Levine noted that around the country, wait times for COVID-19 tests have been as long as a week to 10 or 14 days as demand exploded in the south and west and as commercial labs were overwhelmed.

The HHS' testing czar, Admiral Brett Giroir, MD, announced on August 11 that two of the nation's biggest commercial labs, Quest Diagnostics and LabCorp, have promised to reduce turnaround to 2 to 3 days by week's end. "Combined with our continued expansion of point of care testing, we estimate that nearly 90% of all tests are being completed within 3 days," said Giroir in a statement emailed to reporters.

"The wait times are improving" with Quest and LabCorp, agreed Levine.
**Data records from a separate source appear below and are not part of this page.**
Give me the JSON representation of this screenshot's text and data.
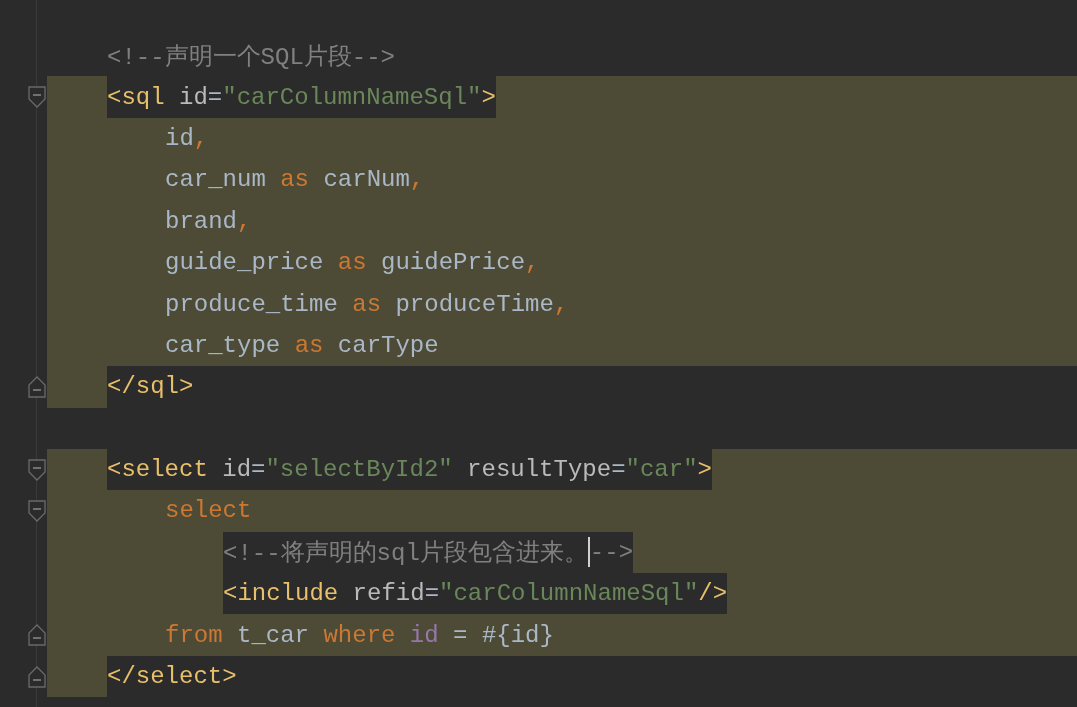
{
  "blocks": [
    {
      "lines": [
        {
          "kind": "plain",
          "tokens": [
            {
              "kind": "comment",
              "text": "<!--声明一个SQL片段-->"
            }
          ]
        },
        {
          "kind": "tail",
          "fold_start": true,
          "tokens": [
            {
              "kind": "tag",
              "text": "<sql"
            },
            {
              "kind": "attr",
              "text": " id"
            },
            {
              "kind": "plain",
              "text": "="
            },
            {
              "kind": "string",
              "text": "\"carColumnNameSql\""
            },
            {
              "kind": "tag",
              "text": ">"
            }
          ],
          "children": [
            {
              "kind": "full",
              "tokens": [
                {
                  "kind": "plain",
                  "text": "id"
                },
                {
                  "kind": "punct",
                  "text": ","
                }
              ]
            },
            {
              "kind": "full",
              "tokens": [
                {
                  "kind": "plain",
                  "text": "car_num "
                },
                {
                  "kind": "keyword",
                  "text": "as"
                },
                {
                  "kind": "plain",
                  "text": " carNum"
                },
                {
                  "kind": "punct",
                  "text": ","
                }
              ]
            },
            {
              "kind": "full",
              "tokens": [
                {
                  "kind": "plain",
                  "text": "brand"
                },
                {
                  "kind": "punct",
                  "text": ","
                }
              ]
            },
            {
              "kind": "full",
              "tokens": [
                {
                  "kind": "plain",
                  "text": "guide_price "
                },
                {
                  "kind": "keyword",
                  "text": "as"
                },
                {
                  "kind": "plain",
                  "text": " guidePrice"
                },
                {
                  "kind": "punct",
                  "text": ","
                }
              ]
            },
            {
              "kind": "full",
              "tokens": [
                {
                  "kind": "plain",
                  "text": "produce_time "
                },
                {
                  "kind": "keyword",
                  "text": "as"
                },
                {
                  "kind": "plain",
                  "text": " produceTime"
                },
                {
                  "kind": "punct",
                  "text": ","
                }
              ]
            },
            {
              "kind": "full",
              "tokens": [
                {
                  "kind": "plain",
                  "text": "car_type "
                },
                {
                  "kind": "keyword",
                  "text": "as"
                },
                {
                  "kind": "plain",
                  "text": " carType"
                }
              ]
            }
          ]
        },
        {
          "kind": "head",
          "fold_end": true,
          "tokens": [
            {
              "kind": "tag",
              "text": "</sql>"
            }
          ]
        }
      ]
    },
    {
      "lines": [
        {
          "kind": "tail",
          "fold_start": true,
          "tokens": [
            {
              "kind": "tag",
              "text": "<select"
            },
            {
              "kind": "attr",
              "text": " id"
            },
            {
              "kind": "plain",
              "text": "="
            },
            {
              "kind": "string",
              "text": "\"selectById2\""
            },
            {
              "kind": "attr",
              "text": " resultType"
            },
            {
              "kind": "plain",
              "text": "="
            },
            {
              "kind": "string",
              "text": "\"car\""
            },
            {
              "kind": "tag",
              "text": ">"
            }
          ],
          "children": [
            {
              "kind": "full",
              "fold_start": true,
              "tokens": [
                {
                  "kind": "keyword",
                  "text": "select"
                }
              ],
              "children": [
                {
                  "kind": "boxed",
                  "tokens": [
                    {
                      "kind": "comment",
                      "text": "<!--将声明的sql片段包含进来。",
                      "caret": true
                    },
                    {
                      "kind": "comment",
                      "text": "-->"
                    }
                  ]
                },
                {
                  "kind": "boxed",
                  "tokens": [
                    {
                      "kind": "tag",
                      "text": "<include"
                    },
                    {
                      "kind": "attr",
                      "text": " refid"
                    },
                    {
                      "kind": "plain",
                      "text": "="
                    },
                    {
                      "kind": "string",
                      "text": "\"carColumnNameSql\""
                    },
                    {
                      "kind": "tag",
                      "text": "/>"
                    }
                  ]
                }
              ]
            },
            {
              "kind": "full",
              "fold_end": true,
              "tokens": [
                {
                  "kind": "keyword",
                  "text": "from"
                },
                {
                  "kind": "plain",
                  "text": " t_car "
                },
                {
                  "kind": "keyword",
                  "text": "where"
                },
                {
                  "kind": "var",
                  "text": " id"
                },
                {
                  "kind": "plain",
                  "text": " = #{id}"
                }
              ]
            }
          ]
        },
        {
          "kind": "head",
          "fold_end": true,
          "tokens": [
            {
              "kind": "tag",
              "text": "</select>"
            }
          ]
        }
      ]
    }
  ]
}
But other commercial laboratories still have much longer wait times for results, she said.

National Strategy Needed

No one has a good handle on turnaround times because that information is not being shared publicly, said Jennifer Nuzzo, DrPH, senior scholar at the Johns Hopkins Center for Health Security and an associate professor at the Johns Hopkins Bloomberg School of Public Health, in Baltimore, Maryland.

Result times vary for inpatients, outpatients, by laboratory, and by geographic area, said Nuzzo on the call with reporters. "From the public's perspective, there's no way to know where to go in order to get the faster tests," said Nuzzo. "I just really lament that we don't have better data other than these highly summarized statistics," she continued.

Some epidemiologists have said they believe the national averages cited by the federal government are driven by inpatient testing, which have the fastest turnaround times. "But again, this is not an area where there's publicly available data that we can vet," Nuzzo added.

Nuzzo said the federal government should help determine what's causing the bottlenecks in testing capabilities and that states need their help getting supplies and determining who should be tested. "This is something we should not be doing on a 50-state by 50-state basis," she said. "This is something for which we should have a national approach."

The AMA and other signatories on the letter to HHS urged the Trump administration to come up with a national strategy to conserve scarce resources.

"Updated guidelines are critical to manage the ever-increasing demand for COVID-19 testing," they wrote. They said that such guidelines "will also allow physicians and laboratories to better manage the surging demand for non-medically indicated tests, as the current capacity will not be able to meet all demands."

The groups noted that using more rapid screening tests — such as the two antigen tests that have received emergency use authorization from the US Food and Drug Administration (FDA) — could help relieve the pressure on molecular testing, and they urged support for the development of those technologies.

The Centers for Medicare & Medicaid Services has been sending rapid antigen test kits and machines to states to test nursing home residents and staff. Once those initial supplies are gone, "there will be competition for the kits, which will make it challenging," said Levine.

She also noted that Bethlehem, Pennsylvania–based diagnostics maker OraSure Technologies is developing a rapid test that could be used at home. The company said it aims to secure emergency use authorization from the FDA by the end of 2020.